In Ethiopia, the average increase in coverage in the intervention area was 7 percent, but this masked a range of minus 5 percent to plus 14 percent. Also, the results in the control area were better, on average, than those in the intervention area, something we would not have known without carefully measuring the difference between “standard” and “modified” implementation.
Observation 2: One size does not fit all
There is not one approach that works best in all situations. The reasons why people behave a certain way vary, and the approaches used to change behavior should be based on an understanding of those reasons. The results mentioned above demonstrate this to some degree, and the Learning Series report supports this also: “CLTS was widely perceived as being universally applicable … even though outcomes varied depending on community characteristics. Rather than viewing it as a comprehensive solution … CLTS should be considered as one component of a sanitation strategy.”
While few people will argue with the fact that one size does not fit all, too often governments or implementers act as if one approach actually should fit all situations, sometimes going so far as prescribing its use through national policy.
Research from other countries and other organizations shows similar variations based on context, ranging from UNICEF in Mali reporting very positive CLTS outcomes (in terms of access, use and even stunting of children), to IPA in Bangladesh reporting mediocre results from CLTS (or sanitation marketing) alone, but much better results from CLTS combined with a subsidy. Recent research in India shows enduring issues with the use of sanitation facilities, and mixed results in terms of an increase in coverage.
Observation 3: Many countries are unprepared for scale
The CLTS Learning Series includes a comparative analysis of CLTS implementation in seven countries in Africa and Asia. Results support my opening observation: very few (if any) projects are planned with scale in mind, and many rely on an international organization to develop local capacity, support implementation, monitor results, etc.
While local support can go hand in hand with attaining scale (as it does in Bangladesh, where BRAC supports rural WASH), the observation that “in five of the seven case studies, local government capacity was found to be insufficient to lead CLTS activities” does not inspire confidence for the era of the SDGs.

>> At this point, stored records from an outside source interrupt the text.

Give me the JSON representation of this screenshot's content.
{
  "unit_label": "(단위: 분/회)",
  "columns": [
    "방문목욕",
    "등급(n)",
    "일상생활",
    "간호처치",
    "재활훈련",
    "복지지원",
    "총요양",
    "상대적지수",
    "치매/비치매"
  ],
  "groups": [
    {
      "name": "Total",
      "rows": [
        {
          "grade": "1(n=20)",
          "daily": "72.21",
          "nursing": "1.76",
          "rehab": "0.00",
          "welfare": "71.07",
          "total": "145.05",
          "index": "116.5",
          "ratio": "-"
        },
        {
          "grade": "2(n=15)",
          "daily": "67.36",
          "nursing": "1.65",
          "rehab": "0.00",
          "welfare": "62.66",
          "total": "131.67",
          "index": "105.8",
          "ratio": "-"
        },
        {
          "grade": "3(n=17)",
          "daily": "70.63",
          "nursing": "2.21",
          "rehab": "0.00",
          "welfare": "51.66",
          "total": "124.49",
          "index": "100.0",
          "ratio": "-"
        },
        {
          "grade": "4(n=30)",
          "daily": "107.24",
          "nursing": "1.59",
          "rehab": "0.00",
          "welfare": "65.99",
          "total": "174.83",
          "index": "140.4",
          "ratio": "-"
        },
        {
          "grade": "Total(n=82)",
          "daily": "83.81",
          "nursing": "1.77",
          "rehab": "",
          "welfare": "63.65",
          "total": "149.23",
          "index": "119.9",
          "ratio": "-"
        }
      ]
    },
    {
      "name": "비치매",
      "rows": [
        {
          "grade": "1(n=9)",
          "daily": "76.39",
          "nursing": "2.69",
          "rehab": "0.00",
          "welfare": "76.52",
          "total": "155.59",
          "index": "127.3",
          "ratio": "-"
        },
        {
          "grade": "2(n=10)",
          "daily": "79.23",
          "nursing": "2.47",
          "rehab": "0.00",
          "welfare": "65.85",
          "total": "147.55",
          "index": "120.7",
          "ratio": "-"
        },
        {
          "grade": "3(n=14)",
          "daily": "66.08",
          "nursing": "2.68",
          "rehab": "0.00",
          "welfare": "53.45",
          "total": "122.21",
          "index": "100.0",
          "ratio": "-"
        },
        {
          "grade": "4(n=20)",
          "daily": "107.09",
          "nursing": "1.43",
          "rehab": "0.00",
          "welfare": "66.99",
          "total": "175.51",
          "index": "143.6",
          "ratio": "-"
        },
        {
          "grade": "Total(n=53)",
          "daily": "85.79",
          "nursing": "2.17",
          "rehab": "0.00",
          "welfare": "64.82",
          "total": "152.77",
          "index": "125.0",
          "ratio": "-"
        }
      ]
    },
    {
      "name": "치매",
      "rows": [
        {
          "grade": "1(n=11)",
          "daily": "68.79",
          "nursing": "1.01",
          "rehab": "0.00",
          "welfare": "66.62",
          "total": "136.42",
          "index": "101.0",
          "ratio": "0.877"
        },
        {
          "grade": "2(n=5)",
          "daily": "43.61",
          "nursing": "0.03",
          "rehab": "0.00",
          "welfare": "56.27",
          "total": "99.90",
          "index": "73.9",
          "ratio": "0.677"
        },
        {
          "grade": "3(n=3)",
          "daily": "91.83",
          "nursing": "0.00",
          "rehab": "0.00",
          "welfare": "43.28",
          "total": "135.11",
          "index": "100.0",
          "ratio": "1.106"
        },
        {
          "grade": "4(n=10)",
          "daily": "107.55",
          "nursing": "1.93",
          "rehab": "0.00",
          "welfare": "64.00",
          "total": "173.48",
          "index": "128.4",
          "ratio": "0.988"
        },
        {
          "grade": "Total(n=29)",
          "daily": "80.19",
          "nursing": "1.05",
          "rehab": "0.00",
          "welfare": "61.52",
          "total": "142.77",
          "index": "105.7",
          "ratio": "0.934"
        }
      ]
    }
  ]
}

Issues across demand, supply and the enabling environment stand in the way of scale and sustained progress.
So what does this mean?
First, a project that aims to change behavior should be designed on the basis of knowledge about those drivers in the local context. Government offices or organizations supporting sanitation activities at the local level are likely to be important sources of information in the project design phase.

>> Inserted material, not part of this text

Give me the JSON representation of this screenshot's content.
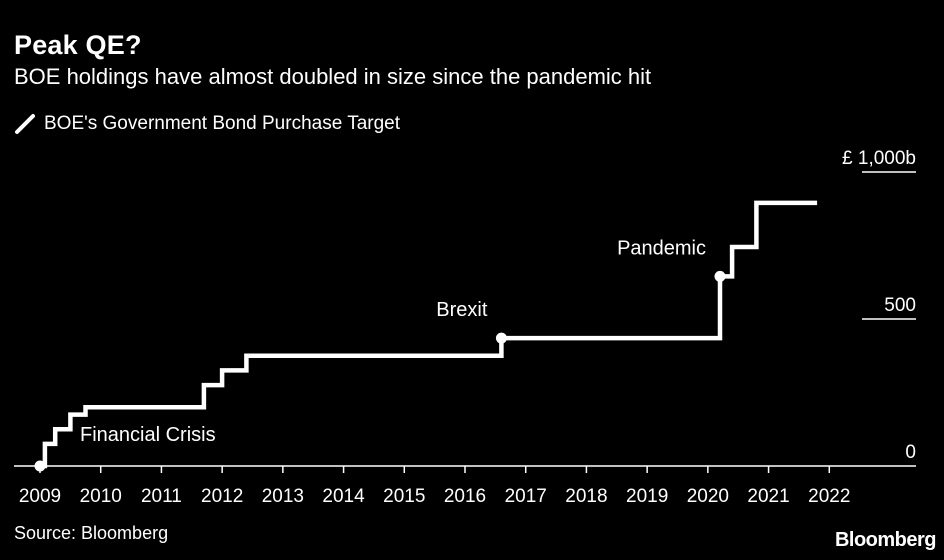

Also, comparing trends in sanitation access and use prior to and after an intervention can provide important information about the additive effect of the intervention, making it easier to judge the value for money provided by the selected approach.
Finally, flexible, guiding sanitation policies are likely to be more appropriate than fixed prescriptive policies. A national sanitation policy requiring that programs identify and address constraints on the demand and supply side would leave more room for effective program design than a national policy requiring the use of CLTS, for example, or a national policy prescribing the use of subsidies for toilet construction. Government investment in effective knowledge exchange and outcome monitoring are likely to be more useful in supporting the design of effective programs than prescriptions about specific approaches used throughout the country.
I would argue that no WASH practitioner reading this should be surprised by my observations. Acting on them is conceptually simple, even if it may be harder in practice.